In a recent post, I expanded on the idea that trying to forecast the market based on the news (or fundamentals) is a hopeless task. I gave the example of the dollar, where I painted equally plausible scenarios which gave diametrically opposite forecasts.

While this is fine for economists, for traders it’s a little unsatisfactory. So is there a better way to forecast markets?

Just as I was writing that piece, along came an item of news that shook the market up – the warning from credit rating agency Standard & Poor’s that it might downgrade the sovereign debt of the US from its pristine AAA top rating.

If you knew nothing about technical analysis, what would be your guess as to the impact that news ‘should’ have had on the markets?

I’m confident most people would say that it would be bearish for the dollar, for US Treasuries, and possibly for stocks.

The link to Treasuries is pretty obvious, as investors would demand higher yields for the perceived higher risk.

Note that I said perceived, which is an entirely emotional response to the news. The risk may or may not be higher – only time – and the markets – will tell. And another point – how can we measure risk? Surely, all measures involve placing subjective (emotional) values to the various inputs?

So, what was the initial market reaction? The dollar and Treasures rallied strongly, while stocks fell hard. Here are three charts showing the market reaction:

The dollar

 Spread betting chart

US Treasuries

 Spread betting chart

The S&P 500

 Spread betting chart

How can we explain such seemingly perverse behaviour (for the dollar and T-Bonds, at least)?

The first thing to say is that when markets behave in such a ‘perverse’ way, they are trying to tell you something significant. And if you are looking for profitable trades, you’d better be listening!

Market sentiment is always extreme at major turns

One clue to understanding the reaction (and to pre-empt it) is to follow the internal market make-up.

For instance, I always keep an eye on the various market sentiment readings. When such sentiment becomes too one-sided, I will look for a counter-trend move.

The dollar has been universally unloved for many months. I cannot remember the last time when I read a bullish dollar article! All measures of sentiment I follow are off the scale.

What a terrific example of the herding impulse that I covered in my previous post. Everyone has been on one side of the boat – and it almost capsized!

This kind of information alone is very valuable. It has helped me to forecast many market moves correctly. But it is not the only factor I use. The main input to my forecasting is the chart patterns, which is why I spend so much time on them.
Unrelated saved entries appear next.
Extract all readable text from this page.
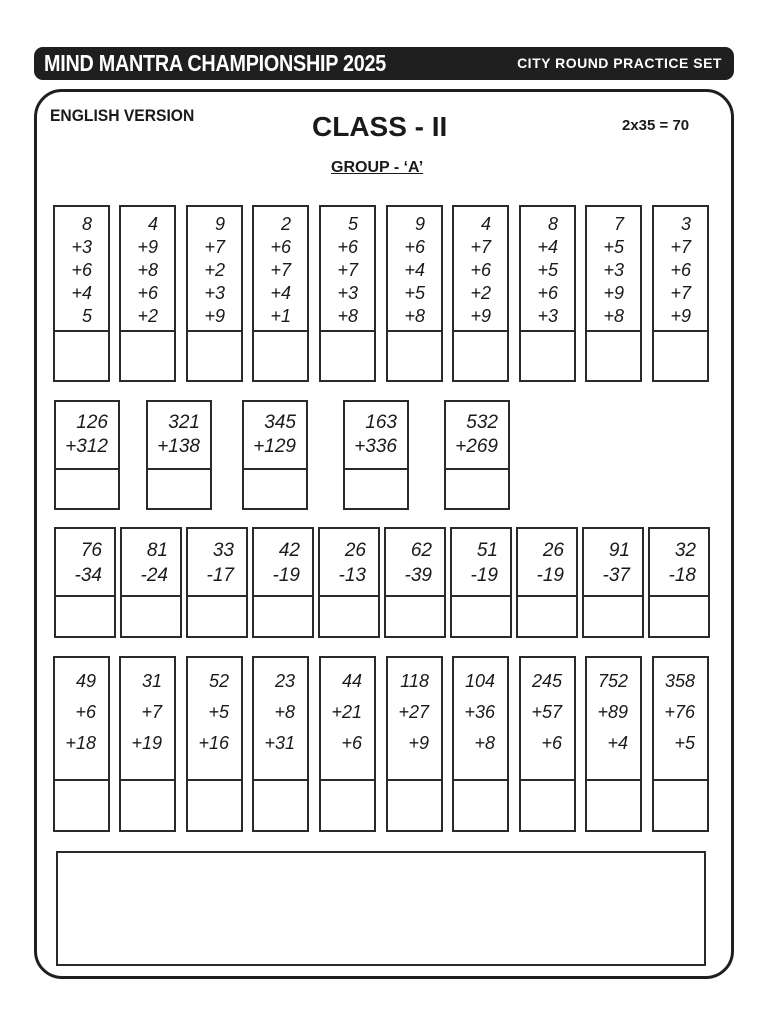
MIND MANTRA CHAMPIONSHIP 2025	CITY ROUND PRACTICE SET
ENGLISH VERSION	CLASS - II	2x35 = 70
GROUP - ‘A’
8
+3
+6
+4
5
4
+9
+8
+6
+2
9
+7
+2
+3
+9
2
+6
+7
+4
+1
5
+6
+7
+3
+8
9
+6
+4
+5
+8
4
+7
+6
+2
+9
8
+4
+5
+6
+3
7
+5
+3
+9
+8
3
+7
+6
+7
+9
126
+312
321
+138
345
+129
163
+336
532
+269
76
-34
81
-24
33
-17
42
-19
26
-13
62
-39
51
-19
26
-19
91
-37
32
-18
49
+6
+18
31
+7
+19
52
+5
+16
23
+8
+31
44
+21
+6
118
+27
+9
104
+36
+8
245
+57
+6
752
+89
+4
358
+76
+5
For me, the key to forecasting is to observe what the other participants are doing. And all is revealed in the charts.

It is the very opposite attitude to the normal one of trying to fit the ‘fundamentals’ into one’s own bias, bullish or bearish.

And I have found that the Elliott wave principles are a very useful guide to my forecasting.
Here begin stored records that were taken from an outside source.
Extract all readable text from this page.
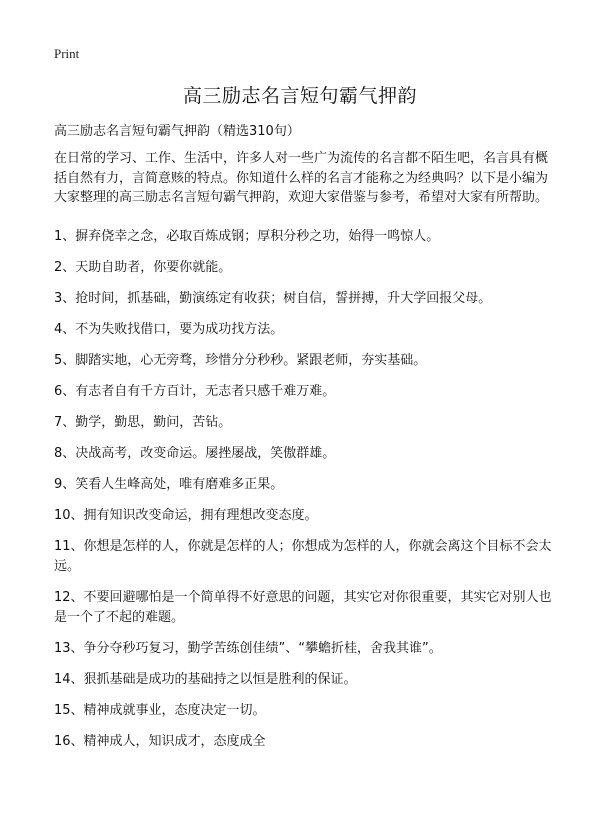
Print
高三励志名言短句霸气押韵
高三励志名言短句霸气押韵（精选310句）
在日常的学习、工作、生活中，许多人对一些广为流传的名言都不陌生吧，名言具有概括自然有力，言简意赅的特点。你知道什么样的名言才能称之为经典吗？以下是小编为大家整理的高三励志名言短句霸气押韵，欢迎大家借鉴与参考，希望对大家有所帮助。
1、摒弃侥幸之念，必取百炼成钢；厚积分秒之功，始得一鸣惊人。
2、天助自助者，你要你就能。
3、抢时间，抓基础，勤演练定有收获；树自信，誓拼搏，升大学回报父母。
4、不为失败找借口，要为成功找方法。
5、脚踏实地，心无旁骛，珍惜分分秒秒。紧跟老师，夯实基础。
6、有志者自有千方百计，无志者只感千难万难。
7、勤学，勤思，勤问，苦钻。
8、决战高考，改变命运。屡挫屡战，笑傲群雄。
9、笑看人生峰高处，唯有磨难多正果。
10、拥有知识改变命运，拥有理想改变态度。
11、你想是怎样的人，你就是怎样的人；你想成为怎样的人，你就会离这个目标不会太远。
12、不要回避哪怕是一个简单得不好意思的问题，其实它对你很重要，其实它对别人也是一个了不起的难题。
13、争分夺秒巧复习，勤学苦练创佳绩”、“攀蟾折桂，舍我其谁”。
14、狠抓基础是成功的基础持之以恒是胜利的保证。
15、精神成就事业，态度决定一切。
16、精神成人，知识成才，态度成全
In reality, I am able to trade with no knowledge whatever of the news. Of course, I need to know what the herd is thinking about the news, but that is a different matter.

Another point – the herd only really coalesces after the trend has been in place for some time.

For me, this is usually the most dangerous time to trade.

The very best low-risk opportunities come, perversely, at the very beginning of a new trend, when the herd cannot believe what they are seeing, and are scrambling to abandon their trades.

For the herd, confidence levels are at their highest at the major turns, and that is when I like to swoop.

But, as in most things, timing is critical for success, and that is why I spend so much time on this facet.